Craig’s List Scammers

I’m so sick of Prince Nabu assuring me that his personal courier will pay top dollar for my used box spring and dirt collection if only I would forward my most intimate financial details to his man servant, Akeam. What part of cash only and local buyer do you not understand?

Of course when faced with virtual frustration, you know, the kind where you can’t go strangle the offender, sarcasm can be your only recourse. After being propositioned by a similar scammer recently, I penned the following retort. Feel free to use a similar response if it will prevent a murderous rampage. Trust me, if you’re snarky enough to enjoy my Zen humor, you probably won’t do well in prison.

Greetings Your Highness,

I’m happy to forward the requested information to your underling. The thing is, I can’t accept cash. I find the handling of currency pedantic and troubling so best I send my Pay Pal information directly to your personal shipper, as I’m sure you are currently on a peacekeeping submarine with only intermittent access to the Internet. Of course if that doesn’t work for you given the recent outbreak of civil war in your poor yet resolute kingdom, I’d be happy to set up a wire transaction using my personal banking information.

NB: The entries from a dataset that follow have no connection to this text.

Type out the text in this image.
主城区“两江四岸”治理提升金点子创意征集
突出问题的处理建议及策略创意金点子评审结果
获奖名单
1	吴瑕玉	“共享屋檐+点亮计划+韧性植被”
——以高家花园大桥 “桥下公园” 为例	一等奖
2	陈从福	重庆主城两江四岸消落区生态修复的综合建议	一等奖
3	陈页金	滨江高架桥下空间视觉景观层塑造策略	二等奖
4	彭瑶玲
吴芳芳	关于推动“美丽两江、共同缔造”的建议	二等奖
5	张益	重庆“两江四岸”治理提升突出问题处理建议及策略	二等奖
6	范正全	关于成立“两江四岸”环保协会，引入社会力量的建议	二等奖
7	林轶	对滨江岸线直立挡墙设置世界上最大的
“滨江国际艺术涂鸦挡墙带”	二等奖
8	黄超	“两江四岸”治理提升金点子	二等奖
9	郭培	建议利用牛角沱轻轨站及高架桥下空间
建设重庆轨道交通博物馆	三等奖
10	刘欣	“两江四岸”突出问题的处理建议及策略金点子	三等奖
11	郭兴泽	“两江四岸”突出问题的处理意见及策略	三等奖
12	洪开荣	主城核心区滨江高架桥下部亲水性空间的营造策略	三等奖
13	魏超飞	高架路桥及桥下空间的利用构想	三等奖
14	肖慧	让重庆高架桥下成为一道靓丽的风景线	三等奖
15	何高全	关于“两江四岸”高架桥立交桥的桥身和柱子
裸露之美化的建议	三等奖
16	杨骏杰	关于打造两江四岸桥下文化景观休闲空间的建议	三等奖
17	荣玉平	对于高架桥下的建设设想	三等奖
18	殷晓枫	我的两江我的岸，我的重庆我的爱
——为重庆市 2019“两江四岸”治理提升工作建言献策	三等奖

Oh wait, how silly of me to discuss financial matters with a man of your stature. Forgive me. Perhaps I should send you my social security number and a generous donation to your cult … um, country’s religious organization. What was that name again?  Can’t All Support Hope? Oh forget it, I’ll just make the check out to CASH. What was your address again?

Somewhat sincerely,

Jackson Holiday

  • A Related Note: Ever since they removed the erotic section, Craigslist has become largely useless. At least in the old days I could find a low-budget hooker or a reasonably priced kidney. Now I’m forced to troll the “Therapeutic” section for romance and the “Materials” section for miscellaneous body parts. It’s all terribly inconvenient.